Pacha New York Faces Bushwick and East Williamsburg Residents at Community Board 1 Hearing
by Nina K. Malik
in frame: Kabir Mulchandani.
Last night, Bushwick and East Williamsburg residents packed Community Board 1’s public hearing on Pacha New York’s liquor license application – and they had a lot to say.
Kabir Mulchandani CB1 meeting April 14, 2026. Brooklyn New York
FIVE Holdings' Kabir Mulchandani – the Dubai-based billionaire behind the Pacha brand since 2021 – made an in-person appearance, delivering a 10-minute presentation proposing an outdoor venue at the former Brooklyn Mirage site with a revised capacity of 8,000 – down from the originally floated 9,600. The public responded with over 50 minutes of comments and questions.

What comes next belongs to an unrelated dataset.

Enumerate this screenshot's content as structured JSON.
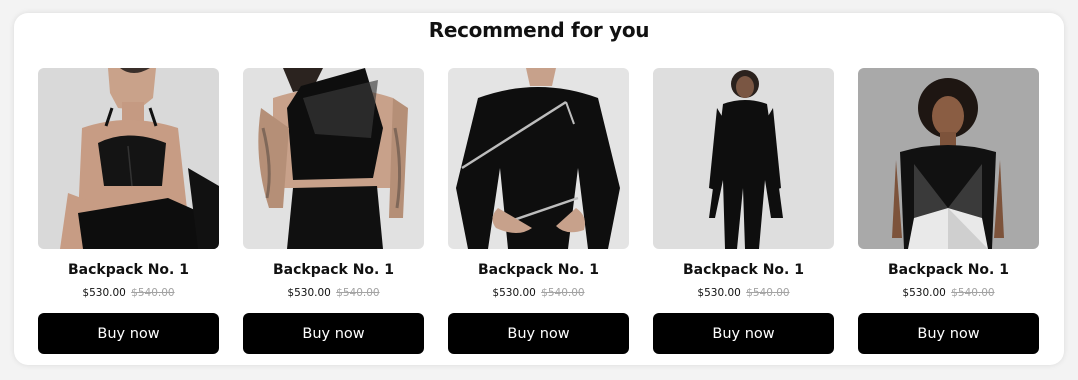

Among the headline proposals: an AI-powered security system that Pacha claims can process up to 3,000 people at a time. The claim had no clear explanation offered for how it would actually function. On shuttles, the team outlined plans to run buses every 30 minutes to three subway stops – Morgan Ave, Jefferson St, and a Manhattan station.
Resident after resident described the noise from the former Brooklyn Mirage not as an occasional nuisance, but as a years-long fixture of daily life – bass bumping through walls at night, children unable to sleep, families in a prolonged state of stress. One resident, a caregiver for his 84-year-old father with Alzheimer's, described the surrounding streets as “an ecosystem that has been horrible for us.” A mother of two who has lived in the building for 20 years said the sound from the Mirage caused serious disruption for her children's sleep and her family's wellbeing for multiple summers.
Several speakers called for hard conditions on any license: a strict outdoor noise curfew at 10 p.m., a dedicated resident hotline for complaints, and independent decibel monitoring – with one resident questioning whether Pacha's self-reported sound data could even be trusted. Others flagged the pattern of phone theft and street crime that plagued the area during Avant Gardner events, and pressed the security team on what coordination with the 90th Precinct would actually look like.
A representative from Congresswoman Velázquez's office read a letter co-signed by local electeds asking the State Liquor Authority to delay review of the application until officials can visit the site and get more answers from the ownership group. “Promises were made and promises were broken,” the rep said, referencing commitments made by the previous operators.
Not everyone was opposed. A representative from a local chamber of commerce expressed support, citing job creation, local vendor commitments, and Pacha's stated investments in acoustics and lighting. One speaker called the site “a tourist magnet” and argued that the industrial zone context made amplified outdoor sound reasonable.
We asked Mulchandani the last question on the timeline of FIVE Holdings' involvement – pointing out that the company began marketing in New York in August 2025, the same month Avant Gardner filed for bankruptcy, suggesting the deal was negotiated without community or bankruptcy court knowledge. Mulchandani pushed back, saying FIVE never negotiated with creditors and that all transactions were between principals. “There is nothing we have done that in any way has been unethical,” he said. We had a chance to catch up in the hallway but only briefly, after 3 hours of non-working A/C unit in what felt like a 90 degrees room, we did not press him further.
Community Board 1’s recommendation is advisory, but carries significant weight with the State Liquor Authority, which makes the final determination. A strong showing of public opposition – or support – typically influences the conditions attached to any license, including sound limits, operating hours, and crowd management requirements.